Padahal menurut Firman, penyidik sudah sempat menemukan arah kuat kepada terduga pelaku pembakaran. Petunjuk percakapan WhatsApp, keterangan saksi, serta hasil pemeriksaan lapangan seharusnya sudah cukup untuk menetapkan tersangka.
Namun, alih-alih bergerak, penyidik justru disebut meminta konfrontasi ulang, seolah berupaya memperpanjang waktu tanpa alasan jelas.
Upaya Penutupan dan Campur Tangan Internal
Menariknya, setelah Firman melaporkan dugaan pungli tersebut ke Paminal Propam Polda Sumut, muncul manuver yang janggal.

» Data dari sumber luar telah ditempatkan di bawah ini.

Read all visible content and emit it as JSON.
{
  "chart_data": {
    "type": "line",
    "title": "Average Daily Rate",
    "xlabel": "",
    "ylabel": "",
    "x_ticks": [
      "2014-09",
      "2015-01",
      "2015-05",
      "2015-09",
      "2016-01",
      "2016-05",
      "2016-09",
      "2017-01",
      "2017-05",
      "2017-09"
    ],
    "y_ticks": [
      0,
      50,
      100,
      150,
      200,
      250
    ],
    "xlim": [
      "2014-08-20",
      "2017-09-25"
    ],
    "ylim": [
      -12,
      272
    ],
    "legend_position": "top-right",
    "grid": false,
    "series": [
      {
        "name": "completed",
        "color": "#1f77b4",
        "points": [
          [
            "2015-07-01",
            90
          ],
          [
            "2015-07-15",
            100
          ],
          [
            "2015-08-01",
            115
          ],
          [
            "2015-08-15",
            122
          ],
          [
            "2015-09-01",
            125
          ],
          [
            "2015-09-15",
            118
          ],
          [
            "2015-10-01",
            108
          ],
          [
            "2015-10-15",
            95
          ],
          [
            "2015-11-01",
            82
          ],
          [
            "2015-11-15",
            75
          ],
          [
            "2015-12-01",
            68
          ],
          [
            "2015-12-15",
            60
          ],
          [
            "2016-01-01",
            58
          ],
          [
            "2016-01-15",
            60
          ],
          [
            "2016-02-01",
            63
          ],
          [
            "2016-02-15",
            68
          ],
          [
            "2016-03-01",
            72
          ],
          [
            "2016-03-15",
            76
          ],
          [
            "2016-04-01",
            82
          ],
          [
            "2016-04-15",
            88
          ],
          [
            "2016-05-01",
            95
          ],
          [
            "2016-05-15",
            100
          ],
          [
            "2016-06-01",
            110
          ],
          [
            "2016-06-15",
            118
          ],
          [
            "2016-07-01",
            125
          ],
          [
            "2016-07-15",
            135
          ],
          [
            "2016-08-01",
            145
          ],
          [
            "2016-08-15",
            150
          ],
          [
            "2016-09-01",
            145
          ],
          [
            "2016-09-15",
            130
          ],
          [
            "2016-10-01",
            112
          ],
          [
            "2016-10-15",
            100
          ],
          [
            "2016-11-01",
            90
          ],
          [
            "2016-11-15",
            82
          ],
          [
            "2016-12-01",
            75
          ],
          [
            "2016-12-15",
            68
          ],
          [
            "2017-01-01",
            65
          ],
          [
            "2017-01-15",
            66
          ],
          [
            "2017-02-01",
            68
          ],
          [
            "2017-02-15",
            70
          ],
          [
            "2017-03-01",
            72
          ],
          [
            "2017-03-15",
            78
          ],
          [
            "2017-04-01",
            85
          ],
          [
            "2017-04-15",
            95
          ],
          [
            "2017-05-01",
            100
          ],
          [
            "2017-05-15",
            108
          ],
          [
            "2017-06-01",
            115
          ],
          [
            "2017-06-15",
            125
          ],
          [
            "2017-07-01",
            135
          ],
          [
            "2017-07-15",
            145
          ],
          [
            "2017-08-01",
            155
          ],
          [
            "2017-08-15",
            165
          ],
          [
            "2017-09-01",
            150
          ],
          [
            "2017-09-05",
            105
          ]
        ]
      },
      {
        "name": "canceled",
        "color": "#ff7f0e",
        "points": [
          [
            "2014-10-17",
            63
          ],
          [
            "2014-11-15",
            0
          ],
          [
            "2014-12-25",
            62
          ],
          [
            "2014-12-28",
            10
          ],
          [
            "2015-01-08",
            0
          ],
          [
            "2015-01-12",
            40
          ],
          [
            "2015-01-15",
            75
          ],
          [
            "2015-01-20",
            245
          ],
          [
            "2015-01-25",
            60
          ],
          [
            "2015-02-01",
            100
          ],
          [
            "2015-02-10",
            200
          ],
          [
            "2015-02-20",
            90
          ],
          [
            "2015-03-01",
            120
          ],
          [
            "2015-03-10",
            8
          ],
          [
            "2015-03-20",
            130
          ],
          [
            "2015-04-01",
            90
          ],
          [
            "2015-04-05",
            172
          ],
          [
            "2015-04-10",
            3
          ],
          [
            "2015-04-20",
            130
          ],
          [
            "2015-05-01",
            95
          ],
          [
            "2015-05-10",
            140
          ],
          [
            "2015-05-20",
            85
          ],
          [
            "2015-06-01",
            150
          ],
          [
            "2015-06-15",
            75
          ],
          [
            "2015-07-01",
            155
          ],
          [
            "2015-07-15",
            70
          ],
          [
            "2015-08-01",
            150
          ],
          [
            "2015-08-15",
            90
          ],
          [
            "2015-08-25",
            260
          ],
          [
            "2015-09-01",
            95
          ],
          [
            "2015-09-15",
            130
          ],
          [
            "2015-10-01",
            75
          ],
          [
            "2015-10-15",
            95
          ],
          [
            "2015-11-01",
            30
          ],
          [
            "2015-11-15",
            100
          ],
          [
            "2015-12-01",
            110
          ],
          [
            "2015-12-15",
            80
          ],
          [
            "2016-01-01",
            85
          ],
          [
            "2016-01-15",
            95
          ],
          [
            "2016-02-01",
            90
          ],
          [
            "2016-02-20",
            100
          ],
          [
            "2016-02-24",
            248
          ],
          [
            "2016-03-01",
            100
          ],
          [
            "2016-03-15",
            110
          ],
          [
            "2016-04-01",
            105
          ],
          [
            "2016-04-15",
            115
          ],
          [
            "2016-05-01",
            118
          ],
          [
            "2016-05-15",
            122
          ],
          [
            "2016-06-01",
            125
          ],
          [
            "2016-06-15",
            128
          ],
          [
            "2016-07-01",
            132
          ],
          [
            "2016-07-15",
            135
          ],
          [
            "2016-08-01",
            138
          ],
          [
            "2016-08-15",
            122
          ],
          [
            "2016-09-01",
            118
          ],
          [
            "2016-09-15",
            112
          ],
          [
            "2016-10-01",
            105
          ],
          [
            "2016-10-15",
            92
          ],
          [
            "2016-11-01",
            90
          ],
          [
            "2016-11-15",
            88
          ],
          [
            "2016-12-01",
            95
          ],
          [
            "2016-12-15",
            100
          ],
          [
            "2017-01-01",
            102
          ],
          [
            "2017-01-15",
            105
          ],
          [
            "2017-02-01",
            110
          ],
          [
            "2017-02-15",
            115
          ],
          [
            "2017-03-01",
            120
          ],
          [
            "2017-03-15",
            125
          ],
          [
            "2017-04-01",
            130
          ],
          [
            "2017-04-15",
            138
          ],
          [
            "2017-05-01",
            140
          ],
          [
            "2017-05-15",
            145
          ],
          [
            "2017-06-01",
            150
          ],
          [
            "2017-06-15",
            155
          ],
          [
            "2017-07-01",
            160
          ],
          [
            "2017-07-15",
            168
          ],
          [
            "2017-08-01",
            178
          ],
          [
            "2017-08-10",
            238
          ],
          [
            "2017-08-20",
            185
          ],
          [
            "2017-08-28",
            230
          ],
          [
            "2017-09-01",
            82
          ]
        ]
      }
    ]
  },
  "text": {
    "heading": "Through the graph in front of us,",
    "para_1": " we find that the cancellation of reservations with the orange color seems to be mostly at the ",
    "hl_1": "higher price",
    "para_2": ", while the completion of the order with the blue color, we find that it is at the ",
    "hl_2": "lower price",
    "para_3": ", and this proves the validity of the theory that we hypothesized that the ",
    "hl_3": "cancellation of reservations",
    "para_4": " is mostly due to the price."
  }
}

Kasat Reskrim Polrestabes Medan, AKBP Bayu Putro Wijayanto, tiba-tiba memanggil Firman ke ruangannya dan menawarkan untuk mengembalikan uang Rp1 juta yang telah diserahkan kepada penyidik.
“Saya diminta datang, katanya mau dikembalikan uangnya. Tapi saya tolak, karena saya sudah lapor ke Paminal. Kalau saya ambil, berarti saya ikut menutupi. Ini bukan soal uang, tapi soal keadilan dan penyalahgunaan wewenang,” ungkap Firman.
Langkah Firman melapor ke Propam semestinya menjadi alarm bagi internal Polri. Namun, hingga kini tidak ada kejelasan hasil pemeriksaan terhadap laporan dugaan pungli itu. Sementara kasus pembakaran kios tetap berjalan di tempat.
Diamnya Kapolrestabes dan Bantahan Penyidik
Konfirmasi yang dikirim awak media kepada Kapolrestabes Medan Kombes Jean Calvijn Simanjuntak pada 29 Oktober 2025 tak mendapat tanggapan.
Sementara penyidik yang disebut, Brigadir P.H. Pasaribu, membantah keras tudingan menerima uang tersebut.
“Saya tidak ada menerima, bisa abang buktikan,” ujarnya singkat melalui telepon WhatsApp.
Namun, di lapangan, banyak pihak menduga ada upaya “pengaburan” fakta. Beberapa pedagang sekitar lokasi kios mengaku pernah melihat aktivitas mencurigakan pascakejadian, namun belum pernah dipanggil untuk dimintai keterangan tambahan.
Cermin Buram Penegakan Hukum
Kasus ini menjadi potret buram wajah penegakan hukum di daerah. Dugaan “jual-beli keadilan” yang terjadi di ruang penyidik memperlihatkan bagaimana korban justru dijadikan komoditas oleh oknum aparat yang seharusnya melindungi.
Pengamat hukum Mahdiyal, menilai kasus ini harus menjadi prioritas evaluasi Propam Mabes Polri, bukan sekadar di tingkat daerah.
“Jika laporan ini benar, maka yang dipertaruhkan bukan hanya citra Polrestabes Medan, tapi juga kredibilitas Polri secara nasional. Penyidik yang memperjualbelikan perkara harus diseret ke meja etik dan pidana,” tegasnya.
Kasus Firman Chaniago kini menjadi simbol perlawanan kecil rakyat terhadap sistem hukum yang tumpul ke atas namun tajam ke bawah.
Selama keadilan masih bisa dinegosiasikan dengan uang, hukum tidak akan pernah berpihak kepada korban — hanya kepada yang mampu membeli.